Suppose someone were to seek to purchase a bushel of corn. The average bushel of corn weighs 56 pounds. Today the spot price for such is around 21 cents per pound so the corn itself is worth about $11.76. For sake of argument the person buying the corn brings their own empty bushel so the don’t have to pay for packaging.

So how do we facilitate the exchange of gold for the corn? At the moment, gold is trading for $2,361.66 per Troy ounce. So how much does $11.56 worth of gold weigh? That would be .00497955 of a Troy Ounce. So a pretty accurate scale will be needed to weigh out gold dust. Probably gonna need some type of spectrum analysis tool as well to make sure the gold dust is .99999% pure gold otherwise it’s not worth $2,361.66 per Troy ounce.

Seems a bit involved for simple transactions. There has to be a better way. Not sure the goldbacks are the answer since they only considered legal tender in a few states. Other than in those states they are worthless in terms of normal commerce.

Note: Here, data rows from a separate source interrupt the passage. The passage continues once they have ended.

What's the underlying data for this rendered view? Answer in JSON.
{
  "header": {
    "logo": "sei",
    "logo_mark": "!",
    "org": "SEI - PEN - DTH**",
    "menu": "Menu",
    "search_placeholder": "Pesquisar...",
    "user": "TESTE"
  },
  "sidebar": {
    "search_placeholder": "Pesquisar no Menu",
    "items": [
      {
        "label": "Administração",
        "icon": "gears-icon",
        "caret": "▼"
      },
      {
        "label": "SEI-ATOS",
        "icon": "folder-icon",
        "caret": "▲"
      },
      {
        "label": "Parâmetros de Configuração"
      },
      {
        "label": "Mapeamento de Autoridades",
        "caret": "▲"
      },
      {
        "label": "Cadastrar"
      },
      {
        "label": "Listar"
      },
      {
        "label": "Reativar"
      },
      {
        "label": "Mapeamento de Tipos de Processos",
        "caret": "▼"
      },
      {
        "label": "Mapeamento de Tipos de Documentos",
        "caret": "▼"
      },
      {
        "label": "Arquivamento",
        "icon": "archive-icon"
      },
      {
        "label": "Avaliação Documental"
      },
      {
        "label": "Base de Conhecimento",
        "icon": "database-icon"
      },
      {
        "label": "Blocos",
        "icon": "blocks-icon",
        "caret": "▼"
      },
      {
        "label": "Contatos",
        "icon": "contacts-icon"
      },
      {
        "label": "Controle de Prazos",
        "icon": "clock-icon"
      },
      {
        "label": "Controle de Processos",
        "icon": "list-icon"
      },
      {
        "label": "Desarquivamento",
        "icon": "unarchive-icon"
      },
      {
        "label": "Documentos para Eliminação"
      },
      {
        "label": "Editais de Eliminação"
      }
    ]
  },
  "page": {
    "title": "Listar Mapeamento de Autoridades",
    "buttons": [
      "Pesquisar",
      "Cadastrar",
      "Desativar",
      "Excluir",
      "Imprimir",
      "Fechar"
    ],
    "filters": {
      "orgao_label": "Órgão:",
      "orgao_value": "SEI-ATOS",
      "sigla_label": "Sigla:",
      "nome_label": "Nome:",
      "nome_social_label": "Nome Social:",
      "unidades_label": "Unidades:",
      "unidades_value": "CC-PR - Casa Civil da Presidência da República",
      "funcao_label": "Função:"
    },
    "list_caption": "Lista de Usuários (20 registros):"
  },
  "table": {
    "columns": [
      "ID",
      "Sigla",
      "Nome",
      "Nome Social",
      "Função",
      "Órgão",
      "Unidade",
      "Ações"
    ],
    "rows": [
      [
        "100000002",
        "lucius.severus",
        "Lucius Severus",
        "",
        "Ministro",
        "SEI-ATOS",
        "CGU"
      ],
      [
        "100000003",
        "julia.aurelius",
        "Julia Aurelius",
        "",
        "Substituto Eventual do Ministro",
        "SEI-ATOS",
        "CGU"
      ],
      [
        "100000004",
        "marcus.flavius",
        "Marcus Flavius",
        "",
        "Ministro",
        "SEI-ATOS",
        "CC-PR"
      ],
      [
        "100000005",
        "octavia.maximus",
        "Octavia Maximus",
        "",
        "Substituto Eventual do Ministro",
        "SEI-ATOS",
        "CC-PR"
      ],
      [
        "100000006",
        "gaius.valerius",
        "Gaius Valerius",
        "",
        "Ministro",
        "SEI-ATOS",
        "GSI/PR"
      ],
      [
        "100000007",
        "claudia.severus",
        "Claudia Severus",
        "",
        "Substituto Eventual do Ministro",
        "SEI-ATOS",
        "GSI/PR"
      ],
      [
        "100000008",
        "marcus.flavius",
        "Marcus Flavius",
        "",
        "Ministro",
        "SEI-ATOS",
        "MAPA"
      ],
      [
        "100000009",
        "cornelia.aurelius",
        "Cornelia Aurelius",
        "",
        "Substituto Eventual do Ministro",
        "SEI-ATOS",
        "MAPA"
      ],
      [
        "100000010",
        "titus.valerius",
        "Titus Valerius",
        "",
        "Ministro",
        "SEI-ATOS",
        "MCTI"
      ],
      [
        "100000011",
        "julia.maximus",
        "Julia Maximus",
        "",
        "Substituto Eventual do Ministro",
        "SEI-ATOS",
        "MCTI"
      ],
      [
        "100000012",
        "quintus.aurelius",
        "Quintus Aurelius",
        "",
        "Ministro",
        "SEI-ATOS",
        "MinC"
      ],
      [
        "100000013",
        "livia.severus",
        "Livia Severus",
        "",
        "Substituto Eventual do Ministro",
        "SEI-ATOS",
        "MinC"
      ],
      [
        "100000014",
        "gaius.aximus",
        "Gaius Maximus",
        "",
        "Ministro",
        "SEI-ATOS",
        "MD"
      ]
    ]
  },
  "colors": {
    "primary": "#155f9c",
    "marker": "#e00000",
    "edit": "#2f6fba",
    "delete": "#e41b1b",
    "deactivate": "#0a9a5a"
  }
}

I’m thinking, though not perfect, our current monetary system which is accepted in all 50 states and mostly worldwide is the best thing going until an alternative that accomplishes what cash does today with the same relative ease is implemented.

Abrignac wrote:




About 11 or 12 grams of silver would pay for a bushel of corn based on todays spot price.

https://www.monarchpreciousmetals.com/1-gram-999-fine-silver-round-monarch-salmon-fish/ 

Around here I might be able to get by with trading a fifth of whiskey for 3 bushels of corn. One never knows.

But yeah, like you, I'm going to trade with dollars while I can.

If they get by with the CBDC/Social Credit Score system I truly will drop out of society, completely.
Speyside2
2 years ago
If it all falls apart, I think a barter system would be effective. Currency in any form would have no value.
jeebling
2 years ago
I think you’re correct, Spey. Especially if it doesn’t completely fall apart. As long as there was an economy limping along with the damaged system the bartering economy would have the opportunity to flourish. People would quickly learn the value of precious metals and how to trade them. Precious metal brokerages would have the opportunity to accept deposits and people could trade paper on their accounts. You could buy a used car from your neighbor with a check, more or less, that would transfer the value of spot price from one account to another. That’s a very simple way of explaining a complex system but I think you can fill in the blank spots.